Nest – The Internet of Things?

nest

I always hated to program heating system thermostats. Ridiculous key combination, repetitive tasks and at the end a build-in predictive algorithm that thinks it knows better and always guesses wrong. Adding insult to injury some of the learning thermostat purposely show the wrong temperature – which is considered a feature.

With winter coming another dreadful task to change programming of all thermostats was necessary. Rather than going through another set of strange key combination I bought the Nest betting on its iPhone apps as remote control.

The Nest is build by a home automation company co-founded in 2010 by former Apple engineers Tony Fadell and Matt Rogers. The device oozes Apple-like focus on design and its packaging shows similar attention. I have to exclude the funky shaped screwdriver, which seems to be more “for show” than anything else.

Installation was reasonably quick with the only hiccup was due to our system having two fan speeds and the Nest only supporting one. We like to run the fan constantly at low speed to circulate air – too bad. I had to go online and search as well as get the old thermostat’s manual to resolve the fan connectivity issue.

Once the nest was installed, powered-up and connected to WIFI it started with the now common consumer experience of “Updating”. I watched the “blue bar” with a sinking feeling of doom – luckily the device finished with still been responsive and I could connect to it from the iPhone app – programming was a breeze with a convenient temperature control.
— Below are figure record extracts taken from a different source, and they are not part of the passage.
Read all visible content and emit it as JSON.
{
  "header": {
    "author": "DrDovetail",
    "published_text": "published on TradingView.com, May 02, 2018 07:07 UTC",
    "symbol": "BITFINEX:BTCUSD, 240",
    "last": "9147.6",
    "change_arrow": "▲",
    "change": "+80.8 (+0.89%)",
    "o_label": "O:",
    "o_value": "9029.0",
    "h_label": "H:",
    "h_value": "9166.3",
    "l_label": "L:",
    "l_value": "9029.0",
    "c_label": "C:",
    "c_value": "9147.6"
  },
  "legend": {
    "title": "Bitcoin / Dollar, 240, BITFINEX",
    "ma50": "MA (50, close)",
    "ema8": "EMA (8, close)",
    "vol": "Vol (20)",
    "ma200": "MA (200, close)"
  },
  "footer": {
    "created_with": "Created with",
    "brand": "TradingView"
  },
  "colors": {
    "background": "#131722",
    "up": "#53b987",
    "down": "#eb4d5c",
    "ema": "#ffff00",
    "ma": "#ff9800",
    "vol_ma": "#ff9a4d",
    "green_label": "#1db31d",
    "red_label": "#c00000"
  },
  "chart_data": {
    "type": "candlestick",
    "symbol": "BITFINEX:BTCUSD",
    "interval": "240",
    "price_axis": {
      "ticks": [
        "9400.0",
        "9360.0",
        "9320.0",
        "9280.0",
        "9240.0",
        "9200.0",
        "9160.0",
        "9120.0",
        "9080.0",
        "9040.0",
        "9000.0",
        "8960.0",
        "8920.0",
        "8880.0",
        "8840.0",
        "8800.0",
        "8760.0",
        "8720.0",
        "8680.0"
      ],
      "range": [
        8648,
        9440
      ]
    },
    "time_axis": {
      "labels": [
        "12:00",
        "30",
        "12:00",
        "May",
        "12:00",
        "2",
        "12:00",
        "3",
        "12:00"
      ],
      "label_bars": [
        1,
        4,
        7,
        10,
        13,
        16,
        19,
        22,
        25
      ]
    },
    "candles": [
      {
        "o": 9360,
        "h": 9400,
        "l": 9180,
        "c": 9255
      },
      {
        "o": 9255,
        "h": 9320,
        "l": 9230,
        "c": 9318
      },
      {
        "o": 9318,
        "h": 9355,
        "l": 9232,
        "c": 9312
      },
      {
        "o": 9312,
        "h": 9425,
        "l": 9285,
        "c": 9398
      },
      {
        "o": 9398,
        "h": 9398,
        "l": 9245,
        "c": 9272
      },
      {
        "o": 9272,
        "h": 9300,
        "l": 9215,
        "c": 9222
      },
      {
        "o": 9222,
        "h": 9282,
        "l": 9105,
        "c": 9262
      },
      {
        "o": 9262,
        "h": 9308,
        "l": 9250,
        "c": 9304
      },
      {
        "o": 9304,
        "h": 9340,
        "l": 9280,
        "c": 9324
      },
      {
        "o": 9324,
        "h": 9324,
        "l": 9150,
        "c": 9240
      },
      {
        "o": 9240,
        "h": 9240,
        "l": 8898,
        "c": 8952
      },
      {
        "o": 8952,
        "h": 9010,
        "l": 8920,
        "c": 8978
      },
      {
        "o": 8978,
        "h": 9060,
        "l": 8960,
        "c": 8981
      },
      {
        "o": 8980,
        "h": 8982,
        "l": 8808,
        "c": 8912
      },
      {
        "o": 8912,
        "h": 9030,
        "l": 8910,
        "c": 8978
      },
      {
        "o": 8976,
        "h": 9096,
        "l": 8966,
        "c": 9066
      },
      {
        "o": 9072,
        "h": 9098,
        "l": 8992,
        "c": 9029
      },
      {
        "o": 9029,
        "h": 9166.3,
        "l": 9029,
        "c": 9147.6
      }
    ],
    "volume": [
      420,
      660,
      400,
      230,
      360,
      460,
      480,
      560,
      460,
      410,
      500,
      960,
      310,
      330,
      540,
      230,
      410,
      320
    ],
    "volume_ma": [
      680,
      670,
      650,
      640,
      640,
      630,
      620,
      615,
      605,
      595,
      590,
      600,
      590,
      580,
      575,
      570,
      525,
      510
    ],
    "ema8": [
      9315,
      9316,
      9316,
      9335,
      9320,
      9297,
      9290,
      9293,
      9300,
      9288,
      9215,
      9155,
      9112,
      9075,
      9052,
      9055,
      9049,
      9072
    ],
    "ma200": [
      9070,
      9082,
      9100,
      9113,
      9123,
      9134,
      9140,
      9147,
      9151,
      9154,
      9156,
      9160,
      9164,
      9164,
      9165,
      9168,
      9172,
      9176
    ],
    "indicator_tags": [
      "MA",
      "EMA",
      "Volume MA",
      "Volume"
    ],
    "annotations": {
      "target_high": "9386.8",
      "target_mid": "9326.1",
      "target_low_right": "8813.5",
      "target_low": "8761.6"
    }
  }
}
Nest does what it is supposed to do – it is a good learning thermostat. The motion sensor is a cool feature allowing the device to automatically toggle “away” or “home” mode based on the absence or presence of motion.

The apps on iPhone, IPad and computer all work fine and the Energy History is useful. I can see the room temperature on my computer in the notification area and I have access to the Nest app from everywhere – cool.

nest history

The Nest cloud service however is underwhelming especially considering the price of the device.
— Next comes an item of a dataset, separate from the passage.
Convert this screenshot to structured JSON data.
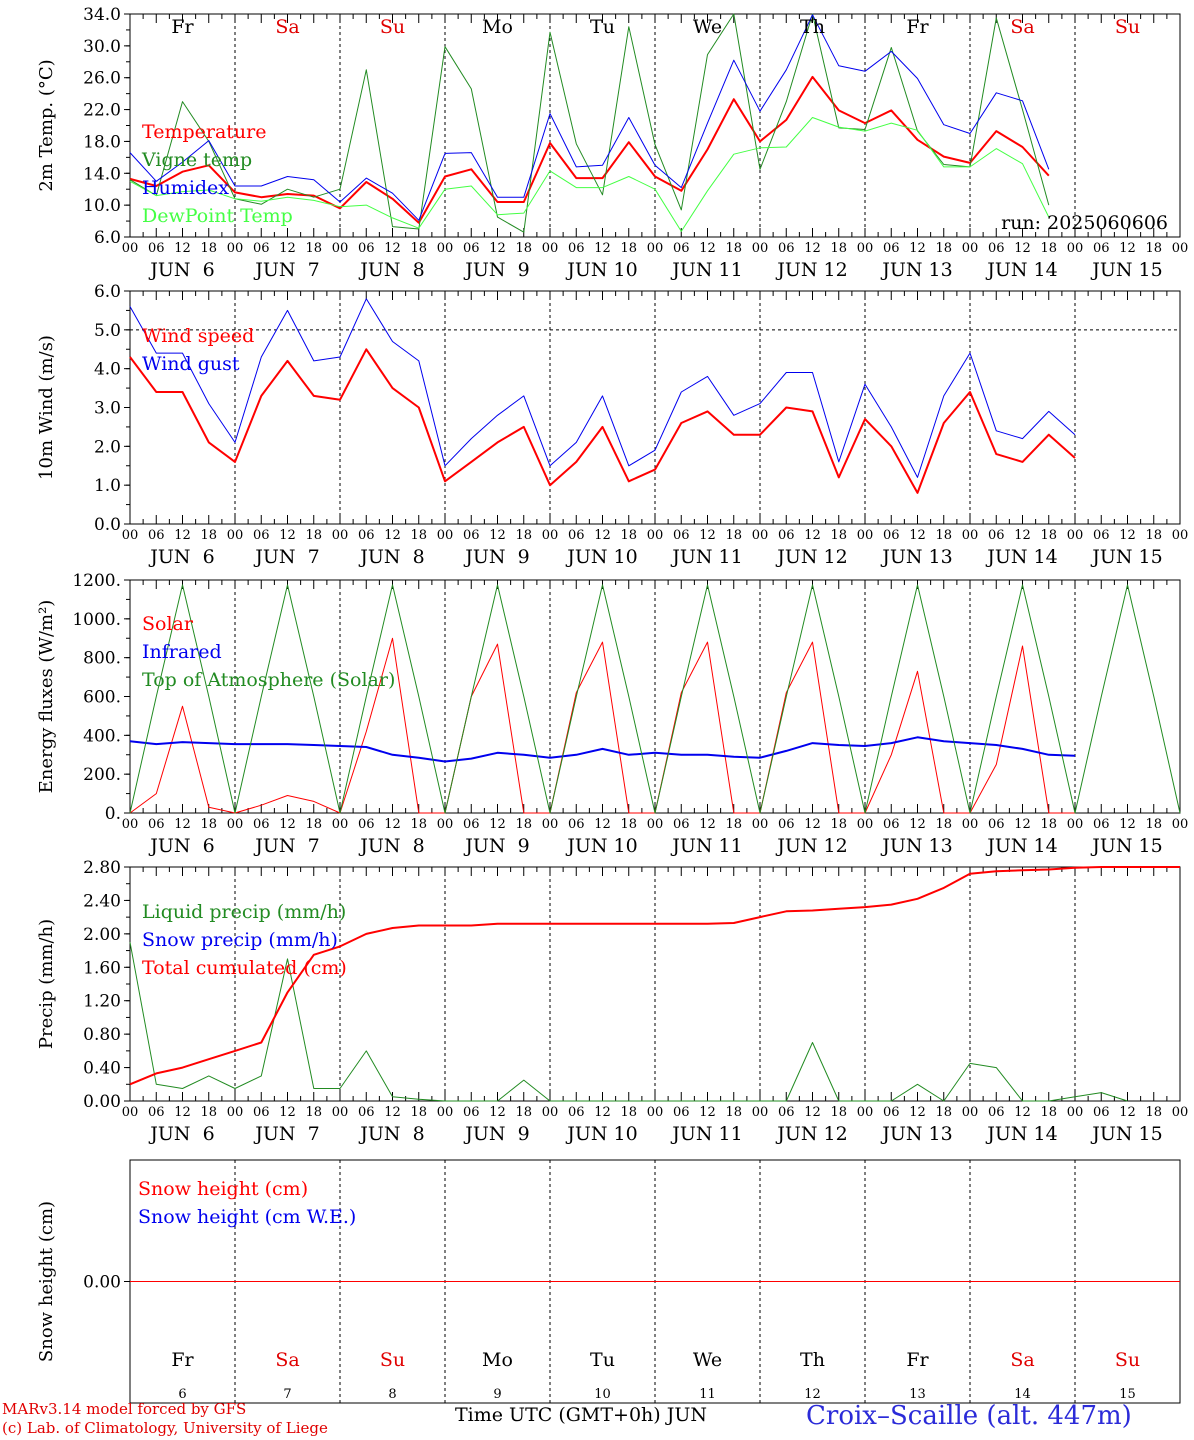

  • Where are the real-time statistics about inside /outside temperature, humidity and motion?
  • Where are the attached New York weather service with forecast and predictions?
  • Where are statistic reports and comparisons based on the “collective intelligence” of thermostats of other New York fellows?
  • Where is the efficiency report for our house?

The Nest is a beautiful hardware device that can be remote controlled by apps with innovative features. As an example what the Internet of Things could look like or a showcase of what cool services devices connected to the cloud could offer it is a disappointment.